Arthur Labinjo-Hughes council leaves ‘significant number of children at unknown risk’, report finds
A council inspected after the murder of Arthur Labinjo-Hughes has left “a significant number of children” in situations of “unknown risk”, a report has found.
A joint targeted area inspection of child protection services in Solihull called for by Education Secretary Nadhim Zahawi in December 2021 found that children in need of help and protection in the West Midlands area “wait too long for their initial need and risk to be assessed”.
“This means that for a significant number of children, they remain in situations of unassessed and unknown risk”, according to the report, which was published on Monday.
Six-year-old Arthur (pictured) was murdered in June 2020 by his stepmother Emma Tustin at their home in Solihull. The boy had been seen by social workers just two months before his death, but they concluded there were no safeguarding concerns.
The report into multi-agency responses to risks to children in Solihull was carried out by Ofsted, the Care Quality Commission (CQC), the Chief Inspector of Constabulary and Fire & Rescue Services (HMICFRS) and the Chief Inspector of Probation (HMIP) for England and Wales.

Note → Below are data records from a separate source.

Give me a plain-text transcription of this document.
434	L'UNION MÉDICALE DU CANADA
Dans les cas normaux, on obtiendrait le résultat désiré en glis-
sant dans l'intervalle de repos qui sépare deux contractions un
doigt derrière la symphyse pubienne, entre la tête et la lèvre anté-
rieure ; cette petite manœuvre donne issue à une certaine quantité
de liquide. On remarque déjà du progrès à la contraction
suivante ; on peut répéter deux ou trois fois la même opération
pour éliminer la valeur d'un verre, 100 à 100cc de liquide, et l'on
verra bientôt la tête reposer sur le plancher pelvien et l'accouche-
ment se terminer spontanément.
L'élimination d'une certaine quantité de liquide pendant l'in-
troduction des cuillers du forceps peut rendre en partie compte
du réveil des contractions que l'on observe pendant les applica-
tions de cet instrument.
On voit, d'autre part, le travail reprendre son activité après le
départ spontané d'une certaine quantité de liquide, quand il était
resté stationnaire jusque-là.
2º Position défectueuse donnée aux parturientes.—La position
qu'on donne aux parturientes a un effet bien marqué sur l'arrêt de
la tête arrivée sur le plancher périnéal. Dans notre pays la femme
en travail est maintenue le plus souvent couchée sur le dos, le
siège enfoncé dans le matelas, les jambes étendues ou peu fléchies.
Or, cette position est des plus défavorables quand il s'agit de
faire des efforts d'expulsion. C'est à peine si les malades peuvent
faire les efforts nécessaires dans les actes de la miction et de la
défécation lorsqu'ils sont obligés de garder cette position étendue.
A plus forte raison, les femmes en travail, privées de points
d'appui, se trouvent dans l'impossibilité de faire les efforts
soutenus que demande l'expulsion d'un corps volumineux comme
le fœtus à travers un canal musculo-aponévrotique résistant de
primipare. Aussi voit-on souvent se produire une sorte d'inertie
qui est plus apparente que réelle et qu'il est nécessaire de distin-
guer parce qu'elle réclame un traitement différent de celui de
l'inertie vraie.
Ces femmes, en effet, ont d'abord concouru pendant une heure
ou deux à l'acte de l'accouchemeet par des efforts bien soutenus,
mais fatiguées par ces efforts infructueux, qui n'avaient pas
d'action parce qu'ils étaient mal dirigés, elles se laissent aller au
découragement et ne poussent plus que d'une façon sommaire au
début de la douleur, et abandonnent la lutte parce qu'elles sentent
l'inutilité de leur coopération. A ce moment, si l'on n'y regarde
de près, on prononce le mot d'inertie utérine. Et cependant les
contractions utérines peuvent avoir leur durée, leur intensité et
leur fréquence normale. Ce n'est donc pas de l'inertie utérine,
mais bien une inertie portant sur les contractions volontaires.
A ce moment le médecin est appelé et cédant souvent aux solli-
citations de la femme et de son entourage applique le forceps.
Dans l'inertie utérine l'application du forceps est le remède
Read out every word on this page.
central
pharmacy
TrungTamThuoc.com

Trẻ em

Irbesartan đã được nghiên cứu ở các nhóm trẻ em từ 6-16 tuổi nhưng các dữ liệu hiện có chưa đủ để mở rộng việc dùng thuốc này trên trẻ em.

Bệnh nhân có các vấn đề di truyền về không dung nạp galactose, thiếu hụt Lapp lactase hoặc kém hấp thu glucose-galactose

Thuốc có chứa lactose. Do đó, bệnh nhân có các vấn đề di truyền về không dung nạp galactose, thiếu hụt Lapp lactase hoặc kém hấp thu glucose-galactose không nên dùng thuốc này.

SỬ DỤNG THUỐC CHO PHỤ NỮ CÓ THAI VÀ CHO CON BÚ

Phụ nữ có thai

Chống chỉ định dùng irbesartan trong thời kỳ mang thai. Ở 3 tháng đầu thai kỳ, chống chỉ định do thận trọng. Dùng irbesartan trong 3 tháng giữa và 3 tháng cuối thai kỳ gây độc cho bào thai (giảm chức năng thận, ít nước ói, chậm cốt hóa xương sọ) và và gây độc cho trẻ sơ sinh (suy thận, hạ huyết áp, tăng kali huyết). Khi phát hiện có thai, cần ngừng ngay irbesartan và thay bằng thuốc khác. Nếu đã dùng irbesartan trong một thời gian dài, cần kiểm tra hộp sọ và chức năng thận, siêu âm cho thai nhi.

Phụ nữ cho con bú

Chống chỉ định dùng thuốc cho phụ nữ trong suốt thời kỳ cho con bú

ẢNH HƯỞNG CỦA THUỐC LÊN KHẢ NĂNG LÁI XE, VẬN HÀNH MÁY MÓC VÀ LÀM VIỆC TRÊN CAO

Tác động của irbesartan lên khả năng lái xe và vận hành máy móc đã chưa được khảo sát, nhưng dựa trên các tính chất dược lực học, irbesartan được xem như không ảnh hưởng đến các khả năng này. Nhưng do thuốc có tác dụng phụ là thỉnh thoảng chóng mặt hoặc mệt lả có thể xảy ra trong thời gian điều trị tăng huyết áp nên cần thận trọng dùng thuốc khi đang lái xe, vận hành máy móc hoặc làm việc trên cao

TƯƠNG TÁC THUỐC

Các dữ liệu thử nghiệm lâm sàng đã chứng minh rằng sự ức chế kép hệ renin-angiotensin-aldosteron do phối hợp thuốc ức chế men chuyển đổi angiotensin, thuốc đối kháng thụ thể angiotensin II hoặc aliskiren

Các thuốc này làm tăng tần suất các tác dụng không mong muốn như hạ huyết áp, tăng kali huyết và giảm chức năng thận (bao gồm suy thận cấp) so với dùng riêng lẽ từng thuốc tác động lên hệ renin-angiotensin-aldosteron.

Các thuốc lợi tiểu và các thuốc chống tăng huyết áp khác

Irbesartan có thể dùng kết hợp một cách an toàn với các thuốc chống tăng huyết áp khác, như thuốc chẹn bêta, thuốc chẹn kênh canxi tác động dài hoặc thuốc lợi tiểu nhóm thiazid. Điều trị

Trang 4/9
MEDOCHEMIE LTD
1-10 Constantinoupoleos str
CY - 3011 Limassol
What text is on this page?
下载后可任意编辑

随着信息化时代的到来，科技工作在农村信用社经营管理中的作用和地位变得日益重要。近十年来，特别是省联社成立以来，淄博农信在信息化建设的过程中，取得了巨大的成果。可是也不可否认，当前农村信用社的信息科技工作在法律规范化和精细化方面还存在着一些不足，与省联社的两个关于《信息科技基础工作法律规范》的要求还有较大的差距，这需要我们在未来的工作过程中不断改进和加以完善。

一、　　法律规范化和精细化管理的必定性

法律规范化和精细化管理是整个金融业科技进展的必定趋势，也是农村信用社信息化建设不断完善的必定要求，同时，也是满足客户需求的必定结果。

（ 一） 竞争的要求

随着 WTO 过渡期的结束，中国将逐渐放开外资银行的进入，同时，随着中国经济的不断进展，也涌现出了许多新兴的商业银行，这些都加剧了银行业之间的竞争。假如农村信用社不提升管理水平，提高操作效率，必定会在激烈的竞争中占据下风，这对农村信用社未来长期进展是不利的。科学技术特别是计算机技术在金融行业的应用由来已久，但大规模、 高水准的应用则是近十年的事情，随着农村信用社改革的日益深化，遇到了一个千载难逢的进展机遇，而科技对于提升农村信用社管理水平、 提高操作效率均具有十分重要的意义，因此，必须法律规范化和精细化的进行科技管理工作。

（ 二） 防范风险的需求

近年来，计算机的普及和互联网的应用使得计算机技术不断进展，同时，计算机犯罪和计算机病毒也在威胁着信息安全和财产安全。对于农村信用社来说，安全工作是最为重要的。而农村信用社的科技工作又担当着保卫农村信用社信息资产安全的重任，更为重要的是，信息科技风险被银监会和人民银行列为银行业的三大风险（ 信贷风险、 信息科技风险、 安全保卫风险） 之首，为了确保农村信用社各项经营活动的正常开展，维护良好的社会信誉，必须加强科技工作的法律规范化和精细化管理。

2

The report said the council makes “over-optimistic” decisions on safeguarding in a significant minority of cases, which lack “professional curiosity”.
Inspectors also said they were concerned by incomplete police records which had left children potentially “at risk of significant harm”.
They saw examples of separate records for the same person because their name had been spelt incorrectly, while children had not been linked on the system to family relatives who could pose a risk to them.
“This means that when officers and staff research ‘Connect’ (the police record system) they may miss important information, potentially leaving children at risk of significant harm,” the report says.
Inspectors reviewed the records for one young child who was not linked to her father in the system, despite his history of domestic abuse and drug use and the fact he is subject to a non-molestation order.
“Consequently, a domestic abuse incident the child was exposed to, involving her father, does not appear on her ‘Connect’ record. It also means that when officers conduct searches on the system, it is not obvious that the man poses a significant risk to her,” the letter says.
Some frontline police officers have also recorded children in the wrong place in the system or not at all when making referrals, it adds.
The Local Safeguarding Children Partnership in Solihull had “experienced frequent changes of personnel in its membership for a significantly long period of time”, the report said, leading to a loss of experience.
The multi-agency safeguarding hub is under-resourced, meaning that “too many children in Solihull face drift and delay” before services intervene to protect them, the report added.
The report also found that the local authority has faced “long-standing difficulties in ensuring there are enough social workers” in the area, and that attempts to improve this in 2021 had “limited impact”.
“These difficulties were compounded by concerns raised following the court case for the murder of Arthur Labinjo-Hughes in early December 2021, which made social workers highly reluctant to work in Solihull either on a permanent or agency basis,” the report says.
It adds that the current workforce is “committed and knowledgeable and dedicated to meeting the needs of children” but that they face “immense pressure” to meet daily demands and that this “reduces their ability to respond swiftly to all concerns for children”.
The report calls for agencies in Solihull to send a written statement of action to Ofsted by May 30 2022.
It says that Solihull agencies must work to ensure they can meet children’s needs “promptly” while West Midlands Police “need to take urgent action” to improve the information held on the Connect system about children and families.
In a joint statement, Minister for Children and Families Will Quince, Minister for Care Gillian Keegan and Minister for Safeguarding Rachel Maclean said: “Arthur’s death was horrific and deeply disturbing. The two individuals responsible are in prison – but we must do everything we can to prevent any more cases like this.
“His death serves as a daily reminder of the urgent need for all the agencies tasked with protecting vulnerable children to work together. That’s why we commissioned this joint inspection of services in Solihull, which has identified two clear areas where priority action is needed.
“Each agency – police, health and children’s services – has an equal duty in this work and we are writing to all three to make clear our expectation that they participate fully in producing and delivering on a written statement of action.”
Joanna Barrett of the NSPCC said: “It’s hugely concerning that this inspection has found systemic problems with the ‘front door’ of safeguarding services which mean a significant number of children are waiting far too long for their initial assessment, leaving them at risk of harm and cruelty.
“It is absolutely crucial that safeguarding agencies in Solihull are better resourced and work together more quickly and efficiently to share information and intervene as early as possible to prevent any more tragedies like the death of Arthur Labinjo-Hughes.”
Ms Barrett said that these issues were not “confined to one area” and the Government needed to ensure “the recommendations from the National Child Safeguarding Review Panel and the Independent Review of Children’s Social Care are a watershed moment that leads to significant change in our child protection system”.